Rank and organization: Private First Class, U.S. Army, Company B, 5th Battalion (Airmobile), 7th Cavalry, 1st Cavalry Division. Place and date: Republic of Vietnam, 1 December 1966. Entered service at: Seattle, Wash. Born: 27 April 1946, Venice, Italy. G.O. No.: 12, 3 April 1968. Citation: For conspicuous gallantry and intrepidity in action at the risk of his life and beyond the call of duty. Pfc. Albanese's platoon, while advancing through densely covered terrain to establish a blocking position, received intense automatic weapons fire from close range. As other members maneuvered to assault the enemy position, Pfc. Albanese was ordered to provide security for the left flank of the platoon. Suddenly, the left flank received fire from enemy located in a well-concealed ditch. Realizing the imminent danger to his comrades from this fire, Pfc.
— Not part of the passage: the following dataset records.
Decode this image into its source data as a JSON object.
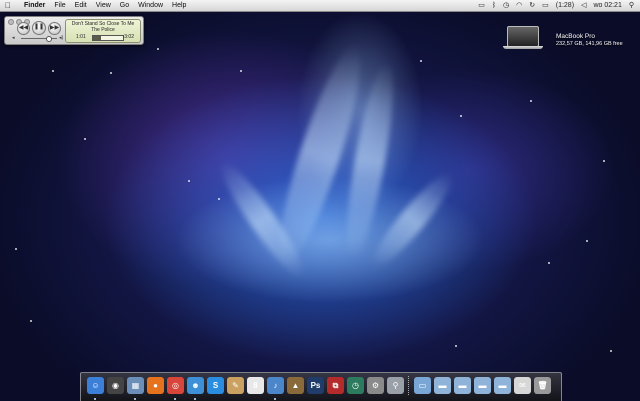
{
  "menubar": {
    "apple": "",
    "items": [
      "Finder",
      "File",
      "Edit",
      "View",
      "Go",
      "Window",
      "Help"
    ],
    "status": {
      "battery": "(1:28)",
      "clock": "wo 02:21"
    },
    "status_icons": [
      "display-icon",
      "bluetooth-icon",
      "time-machine-icon",
      "wifi-icon",
      "sync-icon",
      "battery-icon",
      "volume-icon",
      "search-icon"
    ]
  },
  "mini_player": {
    "song": "Don't Stand So Close To Me",
    "artist": "The Police",
    "elapsed": "1:01",
    "remaining": "-3:02",
    "progress": 0.25,
    "volume": 0.75
  },
  "disk": {
    "name": "MacBook Pro",
    "info": "232,57 GB, 141,96 GB free"
  },
  "dock": {
    "apps": [
      {
        "name": "finder",
        "glyph": "☺",
        "color": "#3b7fd9",
        "running": true
      },
      {
        "name": "dashboard",
        "glyph": "◉",
        "color": "#444",
        "running": false
      },
      {
        "name": "preview",
        "glyph": "▦",
        "color": "#6b8fb8",
        "running": true
      },
      {
        "name": "firefox",
        "glyph": "●",
        "color": "#e5731e",
        "running": false
      },
      {
        "name": "chrome",
        "glyph": "◎",
        "color": "#d8453b",
        "running": true
      },
      {
        "name": "ichat",
        "glyph": "☻",
        "color": "#3d8fd6",
        "running": true
      },
      {
        "name": "skype",
        "glyph": "S",
        "color": "#2a8de0",
        "running": false
      },
      {
        "name": "notes",
        "glyph": "✎",
        "color": "#caa160",
        "running": false
      },
      {
        "name": "ical",
        "glyph": "8",
        "color": "#e8e8e8",
        "running": false
      },
      {
        "name": "itunes",
        "glyph": "♪",
        "color": "#4a86c9",
        "running": true
      },
      {
        "name": "iphoto",
        "glyph": "▲",
        "color": "#8a6a3a",
        "running": false
      },
      {
        "name": "photoshop",
        "glyph": "Ps",
        "color": "#1f3c6b",
        "running": false
      },
      {
        "name": "parallels",
        "glyph": "⧉",
        "color": "#b52a2a",
        "running": false
      },
      {
        "name": "time-machine",
        "glyph": "◷",
        "color": "#2d7b5f",
        "running": false
      },
      {
        "name": "system-preferences",
        "glyph": "⚙",
        "color": "#8a8a8a",
        "running": false
      },
      {
        "name": "automator",
        "glyph": "⚲",
        "color": "#9aa0a8",
        "running": false
      }
    ],
    "stacks": [
      {
        "name": "downloads-stack",
        "glyph": "▭",
        "color": "#7aa6d6"
      },
      {
        "name": "folder-1",
        "glyph": "▬",
        "color": "#8fb3d9"
      },
      {
        "name": "folder-2",
        "glyph": "▬",
        "color": "#8fb3d9"
      },
      {
        "name": "folder-3",
        "glyph": "▬",
        "color": "#8fb3d9"
      },
      {
        "name": "folder-4",
        "glyph": "▬",
        "color": "#8fb3d9"
      },
      {
        "name": "mail-stack",
        "glyph": "✉",
        "color": "#d7d7d7"
      },
      {
        "name": "trash",
        "glyph": "🗑",
        "color": "#9a9a9a"
      }
    ]
  }
}
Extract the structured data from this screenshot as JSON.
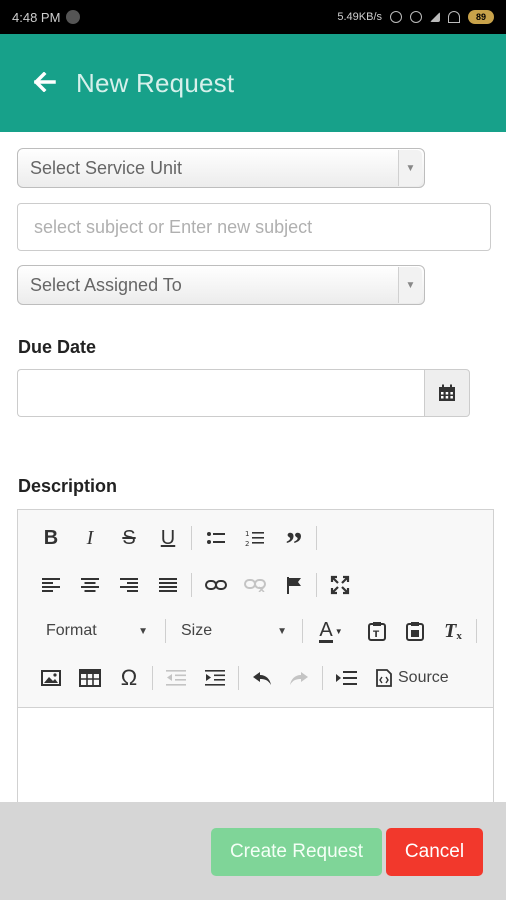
{
  "status_bar": {
    "time": "4:48 PM",
    "network_speed": "5.49KB/s",
    "battery": "89"
  },
  "app_bar": {
    "back_icon": "arrow-left-icon",
    "title": "New Request",
    "color": "#17a18a"
  },
  "form": {
    "service_unit": {
      "placeholder": "Select Service Unit"
    },
    "subject": {
      "placeholder": "select subject or Enter new subject"
    },
    "assigned_to": {
      "placeholder": "Select Assigned To"
    },
    "due_date": {
      "label": "Due Date",
      "value": "",
      "calendar_icon": "calendar-icon"
    },
    "description": {
      "label": "Description",
      "value": ""
    }
  },
  "editor_toolbar": {
    "row1": [
      "bold-icon",
      "italic-icon",
      "strikethrough-icon",
      "underline-icon",
      "bulleted-list-icon",
      "numbered-list-icon",
      "blockquote-icon"
    ],
    "row2": [
      "align-left-icon",
      "align-center-icon",
      "align-right-icon",
      "justify-icon",
      "link-icon",
      "unlink-icon",
      "anchor-flag-icon",
      "maximize-icon"
    ],
    "format_label": "Format",
    "size_label": "Size",
    "row3_icons": [
      "text-color-icon",
      "paste-text-icon",
      "paste-word-icon",
      "remove-format-icon"
    ],
    "row4": [
      "image-icon",
      "table-icon",
      "special-char-icon",
      "outdent-icon",
      "indent-icon",
      "undo-icon",
      "redo-icon",
      "insert-line-icon",
      "source-icon"
    ],
    "source_label": "Source"
  },
  "footer": {
    "create_label": "Create Request",
    "cancel_label": "Cancel",
    "create_color": "#7fd598",
    "cancel_color": "#f2382c"
  }
}
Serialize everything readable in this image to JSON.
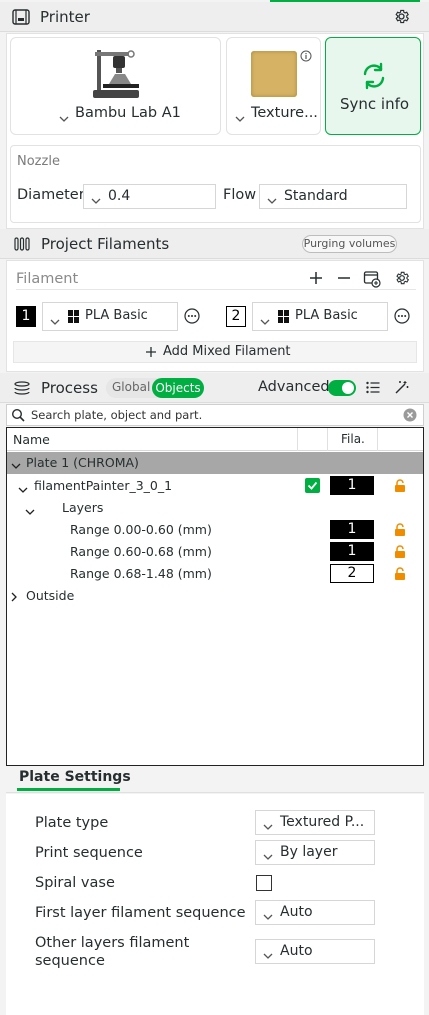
{
  "printer": {
    "title": "Printer",
    "printer_name": "Bambu Lab A1",
    "plate_name": "Texture...",
    "sync_label": "Sync info"
  },
  "nozzle": {
    "section_label": "Nozzle",
    "diameter_label": "Diameter",
    "diameter_value": "0.4",
    "flow_label": "Flow",
    "flow_value": "Standard"
  },
  "filaments": {
    "title": "Project Filaments",
    "purging_label": "Purging volumes",
    "filament_label": "Filament",
    "items": [
      {
        "index": "1",
        "name": "PLA Basic"
      },
      {
        "index": "2",
        "name": "PLA Basic"
      }
    ],
    "add_mixed_label": "Add Mixed Filament"
  },
  "process": {
    "title": "Process",
    "global_label": "Global",
    "objects_label": "Objects",
    "advanced_label": "Advanced",
    "advanced_on": true,
    "search_placeholder": "Search plate, object and part."
  },
  "tree": {
    "col_name": "Name",
    "col_fila": "Fila.",
    "plate_row": "Plate 1 (CHROMA)",
    "object_row": {
      "label": "filamentPainter_3_0_1",
      "filament": "1"
    },
    "layers_row": "Layers",
    "ranges": [
      {
        "label": "Range 0.00-0.60 (mm)",
        "filament": "1"
      },
      {
        "label": "Range 0.60-0.68 (mm)",
        "filament": "1"
      },
      {
        "label": "Range 0.68-1.48 (mm)",
        "filament": "2"
      }
    ],
    "outside_row": "Outside"
  },
  "plate_settings": {
    "tab_label": "Plate Settings",
    "plate_type_label": "Plate type",
    "plate_type_value": "Textured P...",
    "print_sequence_label": "Print sequence",
    "print_sequence_value": "By layer",
    "spiral_vase_label": "Spiral vase",
    "spiral_vase_checked": false,
    "first_layer_label": "First layer filament sequence",
    "first_layer_value": "Auto",
    "other_layers_label_1": "Other layers filament",
    "other_layers_label_2": "sequence",
    "other_layers_value": "Auto"
  },
  "colors": {
    "accent": "#00ae42",
    "lock": "#f08c00"
  }
}
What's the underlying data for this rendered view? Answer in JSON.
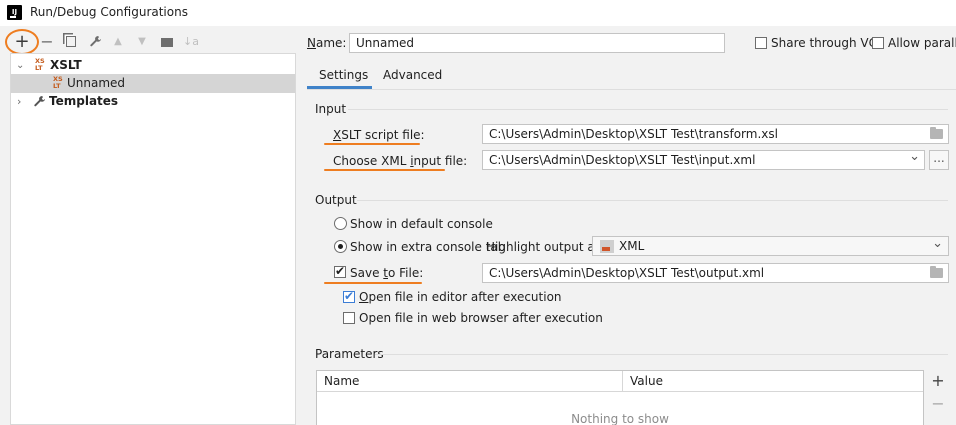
{
  "window": {
    "title": "Run/Debug Configurations",
    "app_icon_letter": "IJ"
  },
  "toolbar": {
    "add": "+",
    "remove": "−",
    "copy": "⧉",
    "edit": "🔧",
    "up": "▲",
    "down": "▼",
    "folder": "📁",
    "sort": "↓a"
  },
  "tree": {
    "items": [
      {
        "label": "XSLT",
        "icon": "xslt-icon",
        "expanded": true
      },
      {
        "label": "Unnamed",
        "icon": "xslt-icon",
        "selected": true
      },
      {
        "label": "Templates",
        "icon": "wrench-icon",
        "expanded": false
      }
    ],
    "xslt_icon_text": {
      "top": "XS",
      "bottom": "LT"
    }
  },
  "header": {
    "name_label": "Name:",
    "name_value": "Unnamed",
    "share_label": "Share through VCS",
    "allow_parallel_label": "Allow parallel r"
  },
  "tabs": [
    {
      "label": "Settings",
      "active": true
    },
    {
      "label": "Advanced",
      "active": false
    }
  ],
  "input_section": {
    "title": "Input",
    "xslt_label": "XSLT script file:",
    "xslt_value": "C:\\Users\\Admin\\Desktop\\XSLT Test\\transform.xsl",
    "xml_label": "Choose XML input file:",
    "xml_value": "C:\\Users\\Admin\\Desktop\\XSLT Test\\input.xml",
    "ellipsis": "...",
    "dropdown_arrow": "⌄"
  },
  "output_section": {
    "title": "Output",
    "radio_default": "Show in default console",
    "radio_extra": "Show in extra console tab",
    "highlight_label": "Highlight output as:",
    "highlight_value": "XML",
    "save_label": "Save to File:",
    "save_value": "C:\\Users\\Admin\\Desktop\\XSLT Test\\output.xml",
    "open_editor": "Open file in editor after execution",
    "open_browser": "Open file in web browser after execution"
  },
  "parameters": {
    "title": "Parameters",
    "columns": [
      "Name",
      "Value"
    ],
    "empty_text": "Nothing to show",
    "add": "+",
    "remove": "−"
  },
  "colors": {
    "accent_blue": "#4083c9",
    "annotation_orange": "#ee7d20",
    "selection": "#d5d5d5"
  }
}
Albanese fixed his bayonet and moved aggressively into the ditch. His action silenced the sniper fire, enabling the platoon to resume movement toward the main enemy position. As the platoon continued to advance, the sound of heavy firing emanated from the left flank from a pitched battle that ensued in the ditch which Pfc. Albanese had entered. The ditch was actually a well-organized complex of enemy defenses designed to bring devastating flanking fire on the forces attacking the main position. Pfc. Albanese, disregarding the danger to himself, advanced 100 meters along the trench and killed 6 of the snipers, who were armed with automatic weapons. Having exhausted his ammunition, Pfc. Albanese was mortally wounded when he engaged and killed 2 more enemy soldiers in fierce hand-to-hand combat. His unparalleled actions saved the lives of many members of his platoon who otherwise would have fallen to the sniper fire from the ditch, and enabled his platoon to successfully advance against an enemy force of overwhelming numerical superiority. Pfc. Albanese's extraordinary heroism and supreme dedication to his comrades were commensurate with the finest traditions of the military service and remain a tribute to himself, his unit, and the U.S. Army.
*Asterisk indicates posthumous award.